The aim of SteToDiv is to investigate the role of standing deadwood as a habitat for the biodiversity of fungi, insects, and birds, and its retention time in Austrian forests. Particular focus is placed on temporal development and site-specific differences in retention time and the biodiversity associated with deadwood, in order to enable practitioners to optimize this ecosystem service through appropriate, scientifically sound, nature-oriented forest management. This will also allow the ecological importance of habitat trees in cleared areas as stepping stone biotopes to be determined beyond their demise, as the mortality rate of suddenly exposed trees is often very high. SteToDiV will cover chronosequences for spruce and European beech, covering the period from death to falling, as well as spatial comparisons across site gradients in Austria. Dendroecological methods will be used to determine the age and time of death of standing deadwood. Terrestrial laser scanning (TLS) data is used to measure the volume of trees with increasing degrees of decomposition, as well as tree hollows and other structures that promote biodiversity. To determine the course of species diversity in and on deadwood, eclectors (insects), visual and genetic categorization of lichens and fungal fruiting bodies, as well as passive acoustic methods (birds, bats) are used. The project quantitatively assesses two important relationships: a) the residence time and volume of standing deadwood under different site conditions, which plays an important role in CO2 storage, for example, and b) the development of species diversity for the most important taxonomic groups that benefit from standing deadwood.

The project MykoResi investigates the central importance of mycorrhizal fungi for the future fitness and health of forests in the Wienerwald region. Mycorrhizal fungi form symbiotic relationships with trees and are crucial for their growth, health and stress tolerance. Although it is known that mycorrhizal fungi improve nutrient and water uptake and increase resilience to drought stress, comprehensive studies on their species composition and function in forest ecosystems are lacking. The project closes this knowledge gap through the DNA-based analysis of mycorrhizal fungi and the linking of the data with soil and stand parameters. The research questions are: 1) Which mycorrhizal fungi are associated with higher drought tolerance and better nutrient supply? 2) Can the choice of tree species influence the composition of mycorrhizal fungi? 3) Which management measures maintain and promote mycorrhizal fungal communities? The results also include recommendations for sustainable management of forest resources and the promotion of climate-smart forests. The project is being carried out by the Institute of Forest Ecology at the University of Natural Resources and Life Sciences, Vienna (BOKU). The Österreichischen Bundesforste (ÖBf AG), the City of Vienna – climate, forestry and agriculture, the forest enterprises of Klosterneuburg Abbey and Heiligenkreuz Monastery and the Wienerwald Biosphere Reserve support the project, ensuring the transfer of knowledge into practice.

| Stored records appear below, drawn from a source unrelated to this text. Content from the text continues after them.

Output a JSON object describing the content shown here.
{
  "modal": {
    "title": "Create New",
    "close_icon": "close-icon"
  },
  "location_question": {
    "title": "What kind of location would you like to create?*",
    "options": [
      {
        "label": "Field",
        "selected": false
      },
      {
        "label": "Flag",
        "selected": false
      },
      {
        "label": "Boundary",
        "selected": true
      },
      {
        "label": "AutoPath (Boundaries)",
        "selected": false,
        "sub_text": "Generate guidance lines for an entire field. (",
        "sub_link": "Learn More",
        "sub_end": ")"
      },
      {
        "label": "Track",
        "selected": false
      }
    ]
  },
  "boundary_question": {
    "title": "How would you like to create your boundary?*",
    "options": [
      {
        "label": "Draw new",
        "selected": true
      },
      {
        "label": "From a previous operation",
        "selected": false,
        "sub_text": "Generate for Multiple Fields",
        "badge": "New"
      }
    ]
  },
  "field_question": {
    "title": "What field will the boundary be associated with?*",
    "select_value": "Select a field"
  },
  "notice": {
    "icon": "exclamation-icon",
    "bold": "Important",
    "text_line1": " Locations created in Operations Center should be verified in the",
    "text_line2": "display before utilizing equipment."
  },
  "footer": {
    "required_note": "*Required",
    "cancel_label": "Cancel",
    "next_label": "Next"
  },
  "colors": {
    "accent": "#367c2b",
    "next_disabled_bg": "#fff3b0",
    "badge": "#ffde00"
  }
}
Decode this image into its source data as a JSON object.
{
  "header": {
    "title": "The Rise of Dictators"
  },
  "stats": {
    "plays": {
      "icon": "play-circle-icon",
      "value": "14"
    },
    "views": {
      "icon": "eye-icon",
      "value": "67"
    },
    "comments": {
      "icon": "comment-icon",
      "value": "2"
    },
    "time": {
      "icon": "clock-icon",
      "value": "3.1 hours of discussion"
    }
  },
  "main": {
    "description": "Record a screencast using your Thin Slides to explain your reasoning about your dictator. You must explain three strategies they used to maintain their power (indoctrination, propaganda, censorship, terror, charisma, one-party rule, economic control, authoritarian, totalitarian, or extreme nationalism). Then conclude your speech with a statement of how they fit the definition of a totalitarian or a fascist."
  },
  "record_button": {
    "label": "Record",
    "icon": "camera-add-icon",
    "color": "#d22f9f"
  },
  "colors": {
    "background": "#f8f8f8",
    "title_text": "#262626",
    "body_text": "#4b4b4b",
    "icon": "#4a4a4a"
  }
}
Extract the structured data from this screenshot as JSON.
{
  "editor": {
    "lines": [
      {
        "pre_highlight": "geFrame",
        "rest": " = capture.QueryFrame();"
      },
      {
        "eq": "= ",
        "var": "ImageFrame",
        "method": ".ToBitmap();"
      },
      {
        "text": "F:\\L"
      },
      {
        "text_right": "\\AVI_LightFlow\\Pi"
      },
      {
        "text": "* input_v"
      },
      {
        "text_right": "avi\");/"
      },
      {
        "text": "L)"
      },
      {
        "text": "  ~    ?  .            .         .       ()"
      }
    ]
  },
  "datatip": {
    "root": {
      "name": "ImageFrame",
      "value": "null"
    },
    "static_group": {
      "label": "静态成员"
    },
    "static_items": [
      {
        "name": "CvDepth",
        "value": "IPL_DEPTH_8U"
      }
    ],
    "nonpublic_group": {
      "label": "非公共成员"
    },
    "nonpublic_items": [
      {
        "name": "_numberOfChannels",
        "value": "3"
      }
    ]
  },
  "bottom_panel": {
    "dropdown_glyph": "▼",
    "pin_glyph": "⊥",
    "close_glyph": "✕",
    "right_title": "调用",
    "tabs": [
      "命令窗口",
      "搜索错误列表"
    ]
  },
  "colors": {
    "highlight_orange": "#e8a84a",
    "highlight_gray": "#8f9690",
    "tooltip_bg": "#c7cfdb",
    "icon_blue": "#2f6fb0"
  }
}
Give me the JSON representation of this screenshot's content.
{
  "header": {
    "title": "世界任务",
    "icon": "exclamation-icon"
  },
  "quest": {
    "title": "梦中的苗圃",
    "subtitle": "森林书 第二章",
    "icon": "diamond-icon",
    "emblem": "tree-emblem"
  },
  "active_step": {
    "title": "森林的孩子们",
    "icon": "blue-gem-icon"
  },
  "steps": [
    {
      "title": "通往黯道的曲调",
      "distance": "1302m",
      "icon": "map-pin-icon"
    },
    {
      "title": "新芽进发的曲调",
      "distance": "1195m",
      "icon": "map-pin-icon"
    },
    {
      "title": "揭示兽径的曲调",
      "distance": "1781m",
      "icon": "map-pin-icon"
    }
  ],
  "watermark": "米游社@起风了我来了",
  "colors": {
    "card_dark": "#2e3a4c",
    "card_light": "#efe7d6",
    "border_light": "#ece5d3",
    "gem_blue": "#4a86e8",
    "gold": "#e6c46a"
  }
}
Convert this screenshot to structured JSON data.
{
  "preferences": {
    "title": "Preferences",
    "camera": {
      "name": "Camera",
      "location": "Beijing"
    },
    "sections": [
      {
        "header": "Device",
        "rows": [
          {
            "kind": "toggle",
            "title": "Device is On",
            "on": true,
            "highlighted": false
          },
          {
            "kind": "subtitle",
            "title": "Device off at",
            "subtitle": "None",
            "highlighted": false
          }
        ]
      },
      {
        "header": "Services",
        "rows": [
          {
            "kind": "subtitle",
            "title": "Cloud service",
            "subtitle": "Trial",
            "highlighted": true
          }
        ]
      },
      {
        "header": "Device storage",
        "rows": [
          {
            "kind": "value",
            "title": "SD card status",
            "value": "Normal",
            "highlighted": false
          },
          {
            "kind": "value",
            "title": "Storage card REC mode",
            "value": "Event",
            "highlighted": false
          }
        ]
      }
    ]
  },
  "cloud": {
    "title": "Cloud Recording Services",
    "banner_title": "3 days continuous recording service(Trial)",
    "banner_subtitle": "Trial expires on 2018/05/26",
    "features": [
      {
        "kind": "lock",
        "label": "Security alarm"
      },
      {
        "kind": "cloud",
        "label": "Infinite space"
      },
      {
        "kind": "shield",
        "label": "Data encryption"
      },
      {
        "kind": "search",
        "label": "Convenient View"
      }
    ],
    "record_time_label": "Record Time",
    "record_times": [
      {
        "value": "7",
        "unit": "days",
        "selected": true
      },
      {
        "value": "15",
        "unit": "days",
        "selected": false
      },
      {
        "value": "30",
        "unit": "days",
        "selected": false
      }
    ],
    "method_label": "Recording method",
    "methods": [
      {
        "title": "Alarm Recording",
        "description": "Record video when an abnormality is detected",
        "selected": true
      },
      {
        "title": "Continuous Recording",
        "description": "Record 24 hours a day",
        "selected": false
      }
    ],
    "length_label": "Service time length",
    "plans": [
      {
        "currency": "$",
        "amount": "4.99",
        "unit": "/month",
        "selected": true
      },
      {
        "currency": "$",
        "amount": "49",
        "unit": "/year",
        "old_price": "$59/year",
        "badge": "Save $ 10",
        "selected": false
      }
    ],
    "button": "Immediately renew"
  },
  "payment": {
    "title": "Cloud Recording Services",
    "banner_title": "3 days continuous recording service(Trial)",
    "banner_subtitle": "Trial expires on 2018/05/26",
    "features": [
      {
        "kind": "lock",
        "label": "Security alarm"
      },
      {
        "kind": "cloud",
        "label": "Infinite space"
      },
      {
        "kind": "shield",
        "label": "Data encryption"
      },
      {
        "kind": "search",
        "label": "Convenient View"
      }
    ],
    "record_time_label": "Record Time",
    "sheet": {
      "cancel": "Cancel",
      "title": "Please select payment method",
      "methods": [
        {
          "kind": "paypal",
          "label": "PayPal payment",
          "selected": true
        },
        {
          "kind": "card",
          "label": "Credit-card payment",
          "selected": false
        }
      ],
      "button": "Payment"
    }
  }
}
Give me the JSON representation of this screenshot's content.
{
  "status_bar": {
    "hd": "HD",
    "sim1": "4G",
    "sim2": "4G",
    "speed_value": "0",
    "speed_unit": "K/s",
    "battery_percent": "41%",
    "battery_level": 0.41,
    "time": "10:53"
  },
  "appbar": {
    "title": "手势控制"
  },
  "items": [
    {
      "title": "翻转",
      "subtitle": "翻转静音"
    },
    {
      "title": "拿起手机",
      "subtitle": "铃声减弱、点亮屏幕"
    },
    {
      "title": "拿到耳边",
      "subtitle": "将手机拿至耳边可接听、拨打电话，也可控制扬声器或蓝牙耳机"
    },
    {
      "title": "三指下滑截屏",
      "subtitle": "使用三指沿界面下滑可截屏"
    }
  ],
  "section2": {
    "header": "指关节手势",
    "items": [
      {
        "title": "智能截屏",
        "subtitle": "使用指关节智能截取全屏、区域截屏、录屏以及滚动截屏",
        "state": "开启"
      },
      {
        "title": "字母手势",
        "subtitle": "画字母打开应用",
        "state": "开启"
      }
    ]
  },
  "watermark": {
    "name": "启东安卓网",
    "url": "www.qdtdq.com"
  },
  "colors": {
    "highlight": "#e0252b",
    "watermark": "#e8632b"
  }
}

In alignment with the Austrian Climate Research Program Implementation (ACRPI) 2023, this project is dedicated to the practical application of research methodologies within the domain of climate change adaptation and protection. With a particular emphasis on the topic of "Adaptation to extreme weather events using nature-based solutions," the project seeks to integrate existing expertise in order to generate new scientific knowledge. The project places a particular emphasis on the development and optimization of planting methods for reforestation, with consideration given to the diverse characteristics of forest growth areas and tree species, in order to address the challenges posed by climate change in Austrian forestry. The project employs drone-based monitoring, leaf nutrient analysis, and automated image analysis to develop precise models for evaluating the vitality of tree seedlings. The monitoring and management strategies developed will ensure that these reforestation projects can be continuously adapted to changing conditions and needs. The project aims to create practical tools for forest owners to monitor forest health and take effective reforestation measures. Thus, the project not only contributes to scientific advancement in the field of forest management, but also has direct applications in the national implementation of the EU Climate Mission and the EU Forest Strategy 2030.